UK opens door to world’s top graduates in post-Brexit immigration push

Students from prestigious universities to get two-year visas as No 10 looks beyond the EU to attract talented workers

Graduates from the world’s top universities, including Harvard and Yale, will be eligible for visas to work in Britain under a new post-Brexit immigration drive to “put ability and talent first”.

On Monday, the Government will launch its “high potential individual” route to attract the “brightest and best” graduates from the world’s most prestigious overseas universities to come and work in the UK at the beginning of their careers.

Successful applicants with a bachelor’s or master’s degree, regardless of which country they were born in, will get a two-year work visa and will be permitted to bring their families. Those who hold PhDs can apply to stay for three years. The graduates can then switch to other long-term employment visas.

It is part of the Government’s new post-Brexit points-based immigration regime designed to attract skilled and talented workers from throughout the world after ending the freedom of movement for EU nationals.

Priti Patel, the Home Secretary, said that the “exciting” new route was part of the Government’s ambition to “put ability and talent first, not where someone comes from”.

Rishi Sunak, the Chancellor, said it would enable the UK to grow as an international hub for innovation, creativity and entrepreneurship.
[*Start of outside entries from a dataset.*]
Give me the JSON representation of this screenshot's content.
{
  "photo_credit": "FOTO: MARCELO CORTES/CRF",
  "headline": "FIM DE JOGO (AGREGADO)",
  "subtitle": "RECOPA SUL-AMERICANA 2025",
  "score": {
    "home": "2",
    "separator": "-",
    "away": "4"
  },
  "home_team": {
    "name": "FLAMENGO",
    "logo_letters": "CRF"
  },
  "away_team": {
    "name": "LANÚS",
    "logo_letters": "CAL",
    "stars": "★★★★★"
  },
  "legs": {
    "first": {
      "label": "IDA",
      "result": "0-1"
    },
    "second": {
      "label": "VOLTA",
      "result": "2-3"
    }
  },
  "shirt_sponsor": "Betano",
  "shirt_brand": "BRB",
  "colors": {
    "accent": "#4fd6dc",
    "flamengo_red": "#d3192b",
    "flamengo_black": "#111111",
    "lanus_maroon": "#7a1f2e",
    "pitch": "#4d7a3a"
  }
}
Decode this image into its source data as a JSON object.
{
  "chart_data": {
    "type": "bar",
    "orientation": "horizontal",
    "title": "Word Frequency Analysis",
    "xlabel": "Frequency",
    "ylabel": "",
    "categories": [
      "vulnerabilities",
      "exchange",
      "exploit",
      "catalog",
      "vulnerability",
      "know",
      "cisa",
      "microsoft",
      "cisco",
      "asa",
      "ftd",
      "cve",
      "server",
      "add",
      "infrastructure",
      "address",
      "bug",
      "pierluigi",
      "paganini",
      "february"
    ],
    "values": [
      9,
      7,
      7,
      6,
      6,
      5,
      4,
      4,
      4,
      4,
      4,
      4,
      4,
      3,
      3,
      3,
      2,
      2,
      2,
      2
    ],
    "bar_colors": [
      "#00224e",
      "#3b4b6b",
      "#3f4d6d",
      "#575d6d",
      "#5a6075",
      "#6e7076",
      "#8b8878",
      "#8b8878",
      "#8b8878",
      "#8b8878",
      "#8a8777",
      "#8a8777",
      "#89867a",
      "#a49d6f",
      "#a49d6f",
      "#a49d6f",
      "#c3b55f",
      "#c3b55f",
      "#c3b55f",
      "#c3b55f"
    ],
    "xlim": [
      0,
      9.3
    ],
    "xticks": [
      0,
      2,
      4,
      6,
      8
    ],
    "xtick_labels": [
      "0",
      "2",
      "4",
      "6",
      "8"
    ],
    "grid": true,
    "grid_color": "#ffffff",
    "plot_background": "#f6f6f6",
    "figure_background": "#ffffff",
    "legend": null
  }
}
“We want the businesses of tomorrow to be built here today, which is why I call on students to take advantage of this incredible opportunity to forge their careers here,” he added.

The new scheme will also be seen as part of an attempt by Boris Johnson to put partygate behind him by launching a series of policy initiatives to show off the benefits of Brexit.

On Sunday, the Prime Minister paved the way for the return of pounds and ounces in British shops with a plan to repeal EU-derived law requiring metric units to be used for all trade, with only limited exceptions.